By the time Frank Oz’s Bowfinger rolled around, Eddie Murphy was pretty much the go-to guy for any dual role part, but the movie wasn’t always intended to play that way. Steve Martin, who both starred in and wrote the movie, had actually penned the part of Kit Ramsey for Reeves (whom he had worked with a decade earlier in Parenthood).
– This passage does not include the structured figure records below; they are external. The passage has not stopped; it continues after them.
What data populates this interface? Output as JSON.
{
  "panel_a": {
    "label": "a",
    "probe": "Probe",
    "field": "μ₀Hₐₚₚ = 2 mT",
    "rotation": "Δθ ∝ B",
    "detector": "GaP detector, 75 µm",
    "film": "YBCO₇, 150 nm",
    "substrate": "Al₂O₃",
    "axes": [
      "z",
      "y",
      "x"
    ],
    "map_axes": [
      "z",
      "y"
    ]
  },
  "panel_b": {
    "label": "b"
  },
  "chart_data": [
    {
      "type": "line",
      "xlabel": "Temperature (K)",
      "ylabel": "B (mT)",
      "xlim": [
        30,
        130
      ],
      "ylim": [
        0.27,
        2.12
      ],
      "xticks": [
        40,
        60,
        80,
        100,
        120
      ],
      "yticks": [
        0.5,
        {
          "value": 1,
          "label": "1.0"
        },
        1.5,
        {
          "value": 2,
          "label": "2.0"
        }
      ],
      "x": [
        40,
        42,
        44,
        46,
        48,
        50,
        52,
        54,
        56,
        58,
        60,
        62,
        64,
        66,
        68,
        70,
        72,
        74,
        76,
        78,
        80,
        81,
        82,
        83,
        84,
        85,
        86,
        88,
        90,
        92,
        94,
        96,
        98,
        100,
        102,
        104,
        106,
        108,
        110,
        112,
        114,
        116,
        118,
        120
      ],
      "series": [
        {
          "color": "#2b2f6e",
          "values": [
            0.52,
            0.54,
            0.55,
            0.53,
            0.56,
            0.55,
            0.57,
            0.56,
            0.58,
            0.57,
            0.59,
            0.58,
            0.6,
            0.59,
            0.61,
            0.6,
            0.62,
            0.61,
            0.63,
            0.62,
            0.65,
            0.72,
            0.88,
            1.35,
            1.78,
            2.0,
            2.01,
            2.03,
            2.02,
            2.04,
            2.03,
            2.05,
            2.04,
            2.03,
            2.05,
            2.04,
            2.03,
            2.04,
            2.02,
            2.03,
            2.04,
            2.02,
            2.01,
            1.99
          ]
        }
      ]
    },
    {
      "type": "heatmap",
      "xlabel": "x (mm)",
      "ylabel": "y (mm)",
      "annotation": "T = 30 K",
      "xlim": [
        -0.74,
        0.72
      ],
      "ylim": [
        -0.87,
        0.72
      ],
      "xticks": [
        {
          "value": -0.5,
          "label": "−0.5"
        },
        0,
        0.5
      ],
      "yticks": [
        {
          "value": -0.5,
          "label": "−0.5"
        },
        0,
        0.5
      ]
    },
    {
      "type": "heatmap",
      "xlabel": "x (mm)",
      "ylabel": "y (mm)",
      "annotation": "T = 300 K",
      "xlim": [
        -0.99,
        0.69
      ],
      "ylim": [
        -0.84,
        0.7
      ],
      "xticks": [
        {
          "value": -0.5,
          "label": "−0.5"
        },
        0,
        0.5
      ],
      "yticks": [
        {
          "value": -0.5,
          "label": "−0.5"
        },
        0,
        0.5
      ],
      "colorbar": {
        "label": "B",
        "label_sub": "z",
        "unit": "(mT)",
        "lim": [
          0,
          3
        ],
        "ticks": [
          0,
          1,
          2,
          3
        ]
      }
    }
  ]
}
“When Steve gave me the script for Bowfinger, it wasn't written for Eddie Murphy,” producer Brian Grazer explained. “It was written for a white action star. It was written for Keanu Reeves, literally. I said, 'Why does it have to be an action star?' He said, 'That's the joke.' I said: 'What if it were Eddie Murphy, and Eddie Murphy played two characters? That could be really funny.' He said: 'You know, that'd be great—that'd be brilliant. Let's do that.' He processed it in about a minute, and he made a creative sea change.”

7. WATCHMEN (2009)

A year before Zack Snyder’s Watchmen hit theaters, Reeves confirmed to MTV what many had speculated: that he had turned down the chance to play Dr. Manhattan in the highly anticipated adaptation. But it wasn’t because of lack of interest on Reeves’ part; it just “didn't work out.” Still, he made it as far as a set visit: “They were shooting in Vancouver while we were filming so I went over to the set to say, 'hi.' They showed me some stuff and it looks amazing! I can’t wait. It’s going to be so killer, man!”

8. TROPIC THUNDER (2008)

By the time Ben Stiller’s Tropic Thunder made its way into theaters in the summer of 2008, the meta-comedy had been more than a decade in the making. So it’s understandable that the final product veered from Stiller’s original plan for the film, which included Reeves playing the role of Tugg Speedman (Stiller’s eventual part). Initially, Stiller had planned to cast himself as smarmy agent Rick Peck (Matthew McConaughey picked up the slack).